As part of the effort to dispel Al Gore's wooden image, a number of the vice president's friends and associates will appear at the Democratic National Convention.

Among them:

JIM FRUSH: Frush led Gore and his teenage son to the top of Mount Rainier last summer through rain, wind, driving hail and fog. "I learned on that climb what kind of man he is," said Frush, a Seattle-area attorney. On the day that Gore reached the peak, other climbers had turned back because of foul weather, but Gore urged his group to press on. "He carried us," Frush said. "I've always said he was the spark plug, he was the guy with the heart who led us to the top."

BOB DELEBAR: Thirty years ago, Delebar and Al Gore were Army buddies who joked around, took weekend trips to the beach and held long talks about the Vietnam War. He says the Gore he knew in the Army was downright funny. "I happen to think that he's very passionate," said Delebar, a delegate from Washington state.

STEVE ARMISTEAD: As a boy, Gore linked up with Armistead each summer on the family farm in Tennessee. Armistead remembers them hopping the fence for midnight skinny dips in the public pool and slipping in after a night of joy-riding just before Gore's father would rouse them at dawn for a day's farm work. "We were not lax for getting into whatever we could," Armistead recalled.

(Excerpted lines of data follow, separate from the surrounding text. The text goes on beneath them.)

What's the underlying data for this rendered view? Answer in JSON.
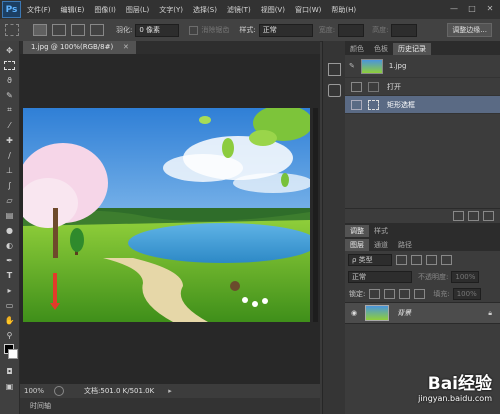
{
  "app": {
    "logo": "Ps"
  },
  "menu": [
    "文件(F)",
    "编辑(E)",
    "图像(I)",
    "图层(L)",
    "文字(Y)",
    "选择(S)",
    "滤镜(T)",
    "视图(V)",
    "窗口(W)",
    "帮助(H)"
  ],
  "window_controls": [
    "—",
    "□",
    "✕"
  ],
  "options": {
    "feather_label": "羽化:",
    "feather_value": "0 像素",
    "antialias_label": "消除锯齿",
    "style_label": "样式:",
    "style_value": "正常",
    "width_label": "宽度:",
    "height_label": "高度:",
    "adjust_edge": "调整边缘..."
  },
  "document": {
    "tab_title": "1.jpg @ 100%(RGB/8#)",
    "close": "✕"
  },
  "status": {
    "zoom": "100%",
    "doc_info": "文档:501.0 K/501.0K"
  },
  "timeline_tab": "时间轴",
  "history_panel": {
    "tabs": [
      "颜色",
      "色板",
      "历史记录"
    ],
    "active_tab": "历史记录",
    "snapshot": "1.jpg",
    "states": [
      "打开",
      "矩形选框"
    ],
    "selected_state": "矩形选框"
  },
  "adjust_panel": {
    "tabs": [
      "调整",
      "样式"
    ]
  },
  "layers_panel": {
    "tabs": [
      "图层",
      "通道",
      "路径"
    ],
    "active_tab": "图层",
    "filter_type": "ρ 类型",
    "blend_mode": "正常",
    "opacity_label": "不透明度:",
    "opacity_value": "100%",
    "lock_label": "锁定:",
    "fill_label": "填充:",
    "fill_value": "100%",
    "layers": [
      {
        "name": "背景",
        "visible": true,
        "locked": true
      }
    ]
  },
  "watermark": {
    "brand": "Bai经验",
    "url": "jingyan.baidu.com"
  },
  "colors": {
    "accent_blue": "#5a6a84",
    "ps_blue": "#5fb3ff"
  }
}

FRANK HUNGER: Gore's brother-in-law Hunger is one of the vice president's closest confidants. He was married to Gore's sister Nancy, who died of lung cancer in 1984 at the age of 46. Hunger, a Mississippi lawyer, often travels with Gore on the campaign trail and strategizes with him behind the scenes. Hunger was there for the final deliberations when Gore selected Joseph Lieberman, an Orthodox Jew, as his running mate. Hunger, who had piped in only here and there during several hours with shifting groups of advisers, jumped in at that moment, his Mississippi twang at its thickest: "If the country's not ready for it, it damn well should be." The vice president seconded Hunger's sentiment.